Document Type : Research Paper
Chemical and Petroleum Engineering Department, Sharif University of Technology, Tehran, Iran
Liquid bridge is considered as a promising means to maintain capillary continuity between overlying matrix blocks, if its stability in fractures is preserved. Despite several studies focusing on liquid bridge in different environments, little attention is given to dig through a single liquid bridge between thin sections made from minerals found in fractured reservoirs. In this work, a set of experiments was conducted to investigate the stability and surface profile of liquid bridge for different values of liquid volume and surface wettability conditions. It is found that critical fracture aperture is linearly proportional to the contact angle and to the third root of liquid volume, which is depicted by a new developed expression.

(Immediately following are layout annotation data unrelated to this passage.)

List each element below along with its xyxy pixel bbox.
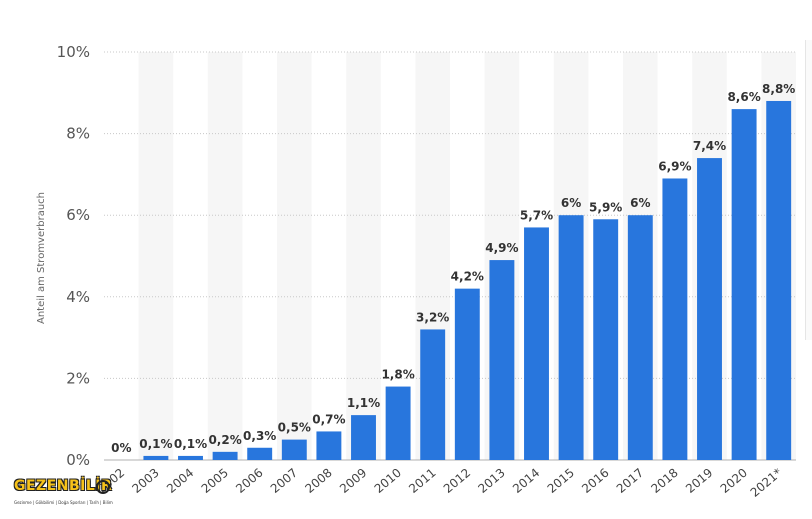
x-tick-label: 2011	[406, 466, 438, 496]
y-tick-label: 10%	[57, 43, 90, 61]
bar[interactable]	[143, 455, 169, 460]
bar[interactable]	[281, 439, 307, 460]
x-tick-label: 2012	[441, 466, 473, 496]
bar[interactable]	[385, 386, 411, 460]
value-label: 6,9%	[658, 159, 691, 173]
bar[interactable]	[316, 431, 342, 460]
value-label: 4,2%	[451, 270, 484, 284]
value-label: 0,7%	[312, 412, 345, 426]
value-label: 1,1%	[347, 396, 380, 410]
logo-brand: GEZENBİLİR	[14, 478, 113, 494]
magnifier-icon	[96, 480, 110, 494]
bar[interactable]	[454, 288, 480, 460]
value-label: 6%	[561, 196, 581, 210]
bar[interactable]	[731, 109, 757, 461]
x-tick-label: 2004	[164, 466, 196, 496]
x-tick-label: 2020	[718, 466, 750, 496]
bars	[143, 100, 792, 461]
x-tick-label: 2005	[199, 466, 231, 496]
background-band	[138, 52, 174, 460]
value-labels: 0% 0,1% 0,1% 0,2% 0,3%0,5%0,7%1,1%1,8%3,2%4,…	[111, 82, 795, 455]
x-tick-label: 2021*	[748, 466, 785, 500]
background-band	[207, 52, 243, 460]
x-tick-label: 2015	[545, 466, 577, 496]
x-tick-label: 2013	[475, 466, 507, 496]
bar[interactable]	[558, 215, 584, 460]
value-label: 3,2%	[416, 310, 449, 324]
bar[interactable]	[420, 329, 446, 460]
y-tick-label: 0%	[66, 451, 90, 469]
x-tick-label: 2009	[337, 466, 369, 496]
value-label: 0,5%	[278, 421, 311, 435]
y-tick-label: 6%	[66, 206, 90, 224]
bar[interactable]	[766, 100, 792, 461]
x-tick-label: 2014	[510, 466, 542, 496]
value-label: 0,2%	[208, 433, 241, 447]
y-axis-label: Anteil am Stromverbrauch	[36, 192, 47, 324]
x-axis-ticks: 2002 2003 2004 2005 2006 2007 2008 2009 2010 2011…	[95, 466, 785, 500]
value-label: 0%	[111, 441, 131, 455]
value-label: 1,8%	[381, 368, 414, 382]
value-label: 4,9%	[485, 241, 518, 255]
x-tick-label: 2003	[129, 466, 161, 496]
value-label: 0,3%	[243, 429, 276, 443]
background-band	[277, 52, 312, 460]
x-tick-label: 2010	[372, 466, 404, 496]
y-tick-label: 2%	[66, 369, 90, 387]
bar[interactable]	[178, 455, 203, 460]
logo-tagline: Gezinme | Gökbilimi | Doğa Sporları | Ta…	[14, 500, 113, 505]
bar[interactable]	[524, 227, 549, 460]
value-label: 5,7%	[520, 208, 553, 222]
x-tick-label: 2006	[233, 466, 265, 496]
value-label: 6%	[630, 196, 650, 210]
x-tick-label: 2016	[579, 466, 611, 496]
value-label: 0,1%	[174, 437, 207, 451]
background-band	[346, 52, 381, 460]
y-tick-label: 4%	[66, 288, 90, 306]
x-tick-label: 2018	[648, 466, 680, 496]
x-tick-label: 2007	[268, 466, 300, 496]
y-tick-label: 8%	[66, 125, 90, 143]
value-label: 0,1%	[139, 437, 172, 451]
watermark-logo: GEZENBİLİR Gezinme | Gökbilimi | Doğa Sp…	[12, 478, 113, 512]
bar[interactable]	[627, 215, 653, 460]
y-axis-ticks: 0% 2% 4% 6% 8% 10%	[57, 43, 90, 469]
bar[interactable]	[593, 219, 619, 460]
bar[interactable]	[247, 447, 273, 460]
x-tick-label: 2017	[614, 466, 646, 496]
bar[interactable]	[489, 260, 515, 460]
bar[interactable]	[697, 158, 722, 460]
value-label: 5,9%	[589, 200, 622, 214]
side-panel-edge	[805, 40, 812, 340]
value-label: 8,6%	[727, 90, 760, 104]
x-tick-label: 2008	[302, 466, 334, 496]
value-label: 8,8%	[762, 82, 795, 96]
bar[interactable]	[662, 178, 688, 461]
bar[interactable]	[212, 451, 238, 460]
value-label: 7,4%	[693, 139, 726, 153]
bar[interactable]	[351, 415, 376, 460]
x-tick-label: 2019	[683, 466, 715, 496]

An accurate method for computation of capillary pressure of liquid bridge (known as fracture capillary pressure) from the experimentally determined interface profiles, based on the numerical solution of Young-Laplace equation, is proposed. In accordance with Plateau sequence, both nodoid and undoloid shape bridges are observed with increasing fracture aperture, corresponding to positive and negative fracture capillary pressure, respectively. It is interesting to note that instability of liquid bridges occurs at small negative values of capillary force where still some attraction force exists between fracture faces. By applying a 1D mathematical model of liquid dripping, a modified expression for prediction of critical fracture aperture is proposed which includes fluid and flow related parameters. Findings of this work help to better incorporate the role of liquid bridge and corresponding fracture capillary pressure in capillary continuity in fractured porous media.